Parasiten:Der Wurm, der Tumore verursachte

Ein schwer kranker Mann kommt in ein kolumbianisches Krankenhaus. Die Ärzte entdecken seltsame Gewebeknoten in seinem Körper. Zu ihrer Überraschung zeigt sich, dass die Tumore von Bandwürmern stammen.

Von Hanno Charisius

Im Januar 2013 kam ein 41 Jahre alter Kolumbianer in ein Krankenhaus in Medellín. Sein Zustand war schlecht: Fieber, Husten, Müdigkeit, Gewichtsverlust, seit 2006 HIV-positiv diagnostiziert, aber die Tabletten, die das Virus in Schach halten sollten, nahm er nur unregelmäßig - und er hatte Bandwürmer. Bei der weiteren Untersuchung fanden seine Ärzte Gewebeknoten in verschiedenen Teilen des Körpers, doch aus den Biopsien wurden sie nicht richtig schlau. Die Zellen waren merkwürdig klein.

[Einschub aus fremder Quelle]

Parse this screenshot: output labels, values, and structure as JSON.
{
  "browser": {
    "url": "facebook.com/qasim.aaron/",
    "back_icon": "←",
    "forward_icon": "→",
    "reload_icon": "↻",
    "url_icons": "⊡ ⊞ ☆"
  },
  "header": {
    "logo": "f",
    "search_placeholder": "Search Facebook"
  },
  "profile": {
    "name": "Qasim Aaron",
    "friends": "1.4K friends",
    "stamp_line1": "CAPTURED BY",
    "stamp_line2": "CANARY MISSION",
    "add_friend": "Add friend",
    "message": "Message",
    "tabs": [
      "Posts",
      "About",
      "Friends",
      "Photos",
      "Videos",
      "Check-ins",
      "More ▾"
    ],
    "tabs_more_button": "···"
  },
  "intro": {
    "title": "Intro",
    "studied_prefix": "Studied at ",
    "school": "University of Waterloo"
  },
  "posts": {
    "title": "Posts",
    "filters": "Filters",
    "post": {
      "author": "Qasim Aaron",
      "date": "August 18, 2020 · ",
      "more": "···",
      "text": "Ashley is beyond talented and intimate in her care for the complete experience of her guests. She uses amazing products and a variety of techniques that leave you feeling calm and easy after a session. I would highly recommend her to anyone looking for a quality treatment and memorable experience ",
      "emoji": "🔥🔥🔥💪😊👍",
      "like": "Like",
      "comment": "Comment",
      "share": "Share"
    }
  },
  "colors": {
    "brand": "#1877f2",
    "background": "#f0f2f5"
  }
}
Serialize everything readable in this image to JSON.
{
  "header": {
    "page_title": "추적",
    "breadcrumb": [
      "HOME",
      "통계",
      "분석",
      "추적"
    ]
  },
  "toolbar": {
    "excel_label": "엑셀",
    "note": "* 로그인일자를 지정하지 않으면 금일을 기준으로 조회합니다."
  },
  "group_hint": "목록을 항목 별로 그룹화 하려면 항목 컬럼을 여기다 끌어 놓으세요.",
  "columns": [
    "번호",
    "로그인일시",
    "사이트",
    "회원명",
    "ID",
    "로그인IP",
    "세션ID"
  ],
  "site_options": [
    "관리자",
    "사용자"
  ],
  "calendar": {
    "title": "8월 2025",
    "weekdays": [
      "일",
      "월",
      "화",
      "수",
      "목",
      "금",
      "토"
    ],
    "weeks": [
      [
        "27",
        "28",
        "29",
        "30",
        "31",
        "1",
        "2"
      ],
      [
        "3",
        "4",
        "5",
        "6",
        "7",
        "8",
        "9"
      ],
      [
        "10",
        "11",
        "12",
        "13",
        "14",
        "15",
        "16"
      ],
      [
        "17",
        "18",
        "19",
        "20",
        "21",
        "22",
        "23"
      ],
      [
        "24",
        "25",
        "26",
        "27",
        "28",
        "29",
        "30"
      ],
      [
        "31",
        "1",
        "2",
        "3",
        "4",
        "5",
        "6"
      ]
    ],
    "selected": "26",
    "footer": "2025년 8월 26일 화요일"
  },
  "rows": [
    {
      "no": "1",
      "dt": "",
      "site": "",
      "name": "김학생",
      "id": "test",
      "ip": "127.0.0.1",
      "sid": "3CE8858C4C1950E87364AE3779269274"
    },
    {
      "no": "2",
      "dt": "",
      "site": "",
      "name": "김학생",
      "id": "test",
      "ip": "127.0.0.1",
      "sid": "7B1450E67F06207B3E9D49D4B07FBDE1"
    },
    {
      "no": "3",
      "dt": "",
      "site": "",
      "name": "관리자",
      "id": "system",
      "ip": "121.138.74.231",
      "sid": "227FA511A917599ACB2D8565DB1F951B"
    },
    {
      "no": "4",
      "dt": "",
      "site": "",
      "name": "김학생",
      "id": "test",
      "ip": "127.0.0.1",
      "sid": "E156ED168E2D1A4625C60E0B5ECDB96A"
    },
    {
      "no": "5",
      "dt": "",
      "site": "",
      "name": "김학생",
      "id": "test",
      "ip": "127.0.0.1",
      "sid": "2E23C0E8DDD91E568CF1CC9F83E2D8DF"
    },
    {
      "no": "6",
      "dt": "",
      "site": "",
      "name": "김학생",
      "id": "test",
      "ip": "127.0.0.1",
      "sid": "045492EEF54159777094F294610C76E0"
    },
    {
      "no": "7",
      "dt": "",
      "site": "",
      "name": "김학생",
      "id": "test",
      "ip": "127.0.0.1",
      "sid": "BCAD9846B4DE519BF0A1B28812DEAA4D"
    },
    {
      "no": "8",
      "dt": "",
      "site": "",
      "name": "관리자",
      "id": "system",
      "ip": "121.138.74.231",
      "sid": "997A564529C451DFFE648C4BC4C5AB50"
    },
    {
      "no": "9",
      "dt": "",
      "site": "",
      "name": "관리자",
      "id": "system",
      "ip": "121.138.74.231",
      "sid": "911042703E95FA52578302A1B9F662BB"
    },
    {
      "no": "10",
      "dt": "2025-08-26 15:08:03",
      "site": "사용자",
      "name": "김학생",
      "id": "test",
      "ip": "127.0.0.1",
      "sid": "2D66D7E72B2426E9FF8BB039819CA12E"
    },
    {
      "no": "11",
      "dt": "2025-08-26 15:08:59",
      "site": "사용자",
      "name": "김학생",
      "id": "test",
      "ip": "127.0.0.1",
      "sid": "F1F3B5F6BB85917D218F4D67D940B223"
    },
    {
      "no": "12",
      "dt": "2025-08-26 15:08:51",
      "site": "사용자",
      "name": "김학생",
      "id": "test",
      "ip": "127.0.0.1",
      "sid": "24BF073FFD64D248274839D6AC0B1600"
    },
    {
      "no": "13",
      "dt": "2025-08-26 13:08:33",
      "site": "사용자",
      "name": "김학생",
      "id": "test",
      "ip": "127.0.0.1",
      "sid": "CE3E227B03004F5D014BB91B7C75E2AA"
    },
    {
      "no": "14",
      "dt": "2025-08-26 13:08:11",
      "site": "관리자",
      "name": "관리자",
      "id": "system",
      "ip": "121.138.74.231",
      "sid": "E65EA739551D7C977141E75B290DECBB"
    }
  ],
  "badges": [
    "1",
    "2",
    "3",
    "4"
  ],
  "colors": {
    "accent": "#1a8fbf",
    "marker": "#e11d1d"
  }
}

Erst eine genetische Analyse durch US-amerikanische Pathologen brachte eine Erklärung: Die Tumoren des Patienten bestanden aus Zellen der Bandwürmer. Über diesen seltsamen Fall berichten die Ärzte und Forscher im Fachblatt New England Journal of Medicine.

Zunächst hatten die kolumbianischen Ärzte den Kollegen in Nordamerika nur Mikroskopbilder der Knoten geschickt. Doch erst als sie auch die Gewebeproben untersuchen konnten, waren sie sich sicher, dass die Bandwürmer offenbar Zellen in den Körper des durch die unbehandelte HIV-Infektion geschwächten Patienten abgesondert hatten.

Die Forscher entdeckten in den angesiedelten Wurmzellen genetische Veränderungen, die auch für Krebs- oder Stammzellen charakteristisch sind. Sie vermuten, dass es den Zellen so möglich wurde, in das menschliche Gewebe einzudringen. Die Ärzte behandelten die HIV-Infektion mit antiviralen Medikamenten und gaben zusätzlich Mittel gegen den Parasiten. Der Patient starb dennoch vier Monate später an Nierenversagen.

Auch von anderen Wurmparasiten ist bekannt, dass sie Zellen in den Körper ihres Wirts entsenden. Normalweise jedoch wird das Immunsystem mit den Eindringlingen fertig und verhindert, dass sich die artfremden Zellen ansiedeln und Pseudotumore bilden können. Die körpereigene Abwehr des kolumbianischen Patienten war durch das HI-Virus jedoch vermutlich zu stark geschwächt.